I have actually timed both approaches with a variety of n_i and n_j, for z of shape (5,) and (50,), here are the graphs:
So it seems that for z of shape (5,) you should go with interp_2 whenever n_j < 1000, and with interp_1 elsewhere. Not surprisingly, the threshold is different for z of shape (50,), now being around n_j < 100. It seems tempting to conclude that you should stick with your code if n_j * len(z) > 5000, but change it to something like interp_2 above if not, but there is a great deal of extrapolating in that statement! If you want to further experiment yourself, here's the code I used to produce the graphs.

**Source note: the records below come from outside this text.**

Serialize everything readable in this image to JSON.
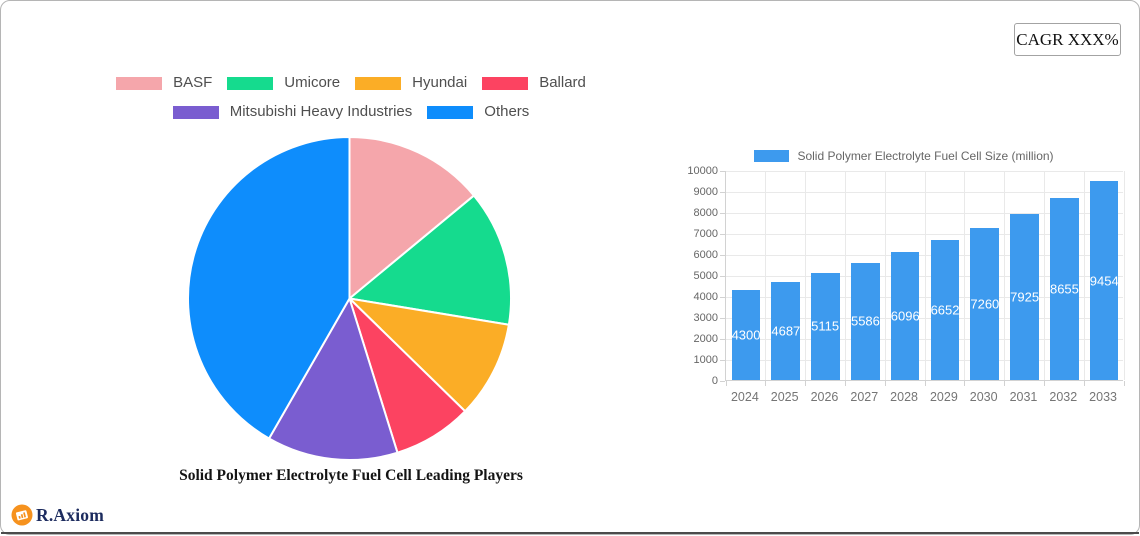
{
  "cagr_badge": {
    "label": "CAGR XXX%"
  },
  "brand": {
    "name": "R.Axiom",
    "icon_color": "#f6921e",
    "text_color": "#1c2b5e"
  },
  "chart_data": [
    {
      "type": "pie",
      "title": "Solid Polymer Electrolyte Fuel Cell Leading Players",
      "labels": [
        "BASF",
        "Umicore",
        "Hyundai",
        "Ballard",
        "Mitsubishi Heavy Industries",
        "Others"
      ],
      "values": [
        14.0,
        13.6,
        9.7,
        7.9,
        13.1,
        41.7
      ],
      "values_note": "percent share, estimated from slice angles",
      "colors": [
        "#f5a6ab",
        "#15db8e",
        "#fbad26",
        "#fc4361",
        "#7a5dd0",
        "#0e8dfc"
      ],
      "legend_rows": [
        [
          "BASF",
          "Umicore",
          "Hyundai",
          "Ballard"
        ],
        [
          "Mitsubishi Heavy Industries",
          "Others"
        ]
      ],
      "start_angle_deg": 0,
      "direction": "clockwise",
      "legend_position": "top"
    },
    {
      "type": "bar",
      "legend_label": "Solid Polymer Electrolyte Fuel Cell Size (million)",
      "categories": [
        "2024",
        "2025",
        "2026",
        "2027",
        "2028",
        "2029",
        "2030",
        "2031",
        "2032",
        "2033"
      ],
      "values": [
        4300,
        4687.6,
        5115.0,
        5586.0,
        6096.9,
        6652.9,
        7260.6,
        7925.9,
        8655.1,
        9454.8
      ],
      "value_labels": [
        "4300",
        "4687.6",
        "5115.0",
        "5586.0",
        "6096.9",
        "6652.9",
        "7260.6",
        "7925.9",
        "8655.1",
        "9454.8"
      ],
      "bar_color": "#3d9aee",
      "xlabel": "",
      "ylabel": "",
      "ylim": [
        0,
        10000
      ],
      "ytick_labels": [
        "0",
        "1000",
        "2000",
        "3000",
        "4000",
        "5000",
        "6000",
        "7000",
        "8000",
        "9000",
        "10000"
      ],
      "grid": true,
      "legend_position": "top"
    }
  ]
}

n_s = np.logspace(1, 3.3, 25)
int_1 = np.empty((len(n_s),) * 2)
int_2 = np.empty((len(n_s),) * 2)
z_shape = (5,)
for i, n_i in enumerate(n_s) :
print int(n_i)
for j, n_j in enumerate(n_s) :
x, y, z = sample_data(int(n_i), int(n_j), z_shape)
int_1[i, j] = min(timeit.repeat('interp_1(x, y, z)',
'from __main__ import interp_1, x, y, z',
repeat=10, number=1))
int_2[i, j] = min(timeit.repeat('interp_2(x, y, z)',
'from __main__ import interp_2, x, y, z',
repeat=10, number=1))
cs = plt.contour(n_s, n_s, np.transpose(int_1-int_2))
plt.clabel(cs, inline=1, fontsize=10)
plt.xlabel('n_i')
plt.ylabel('n_j')
plt.title('timeit(interp_2) - timeit(interp_1), z.shape=' + str(z_shape))
plt.show()
One optimization is to allocate the result array once like so:
import numpy as np
from scipy.interpolate import interp1d
z = np.asarray([200,300,400,500,600])
out = np.zeros( [ni, len(z)], dtype=np.float32 )
for i in range(ni):
f = interp1d(x[i,:], y[i,:], kind='linear')
out[i,:]=f(z)
This will save you some memory copying that occurs in your implementation, which occurs in the calls to out.append(...).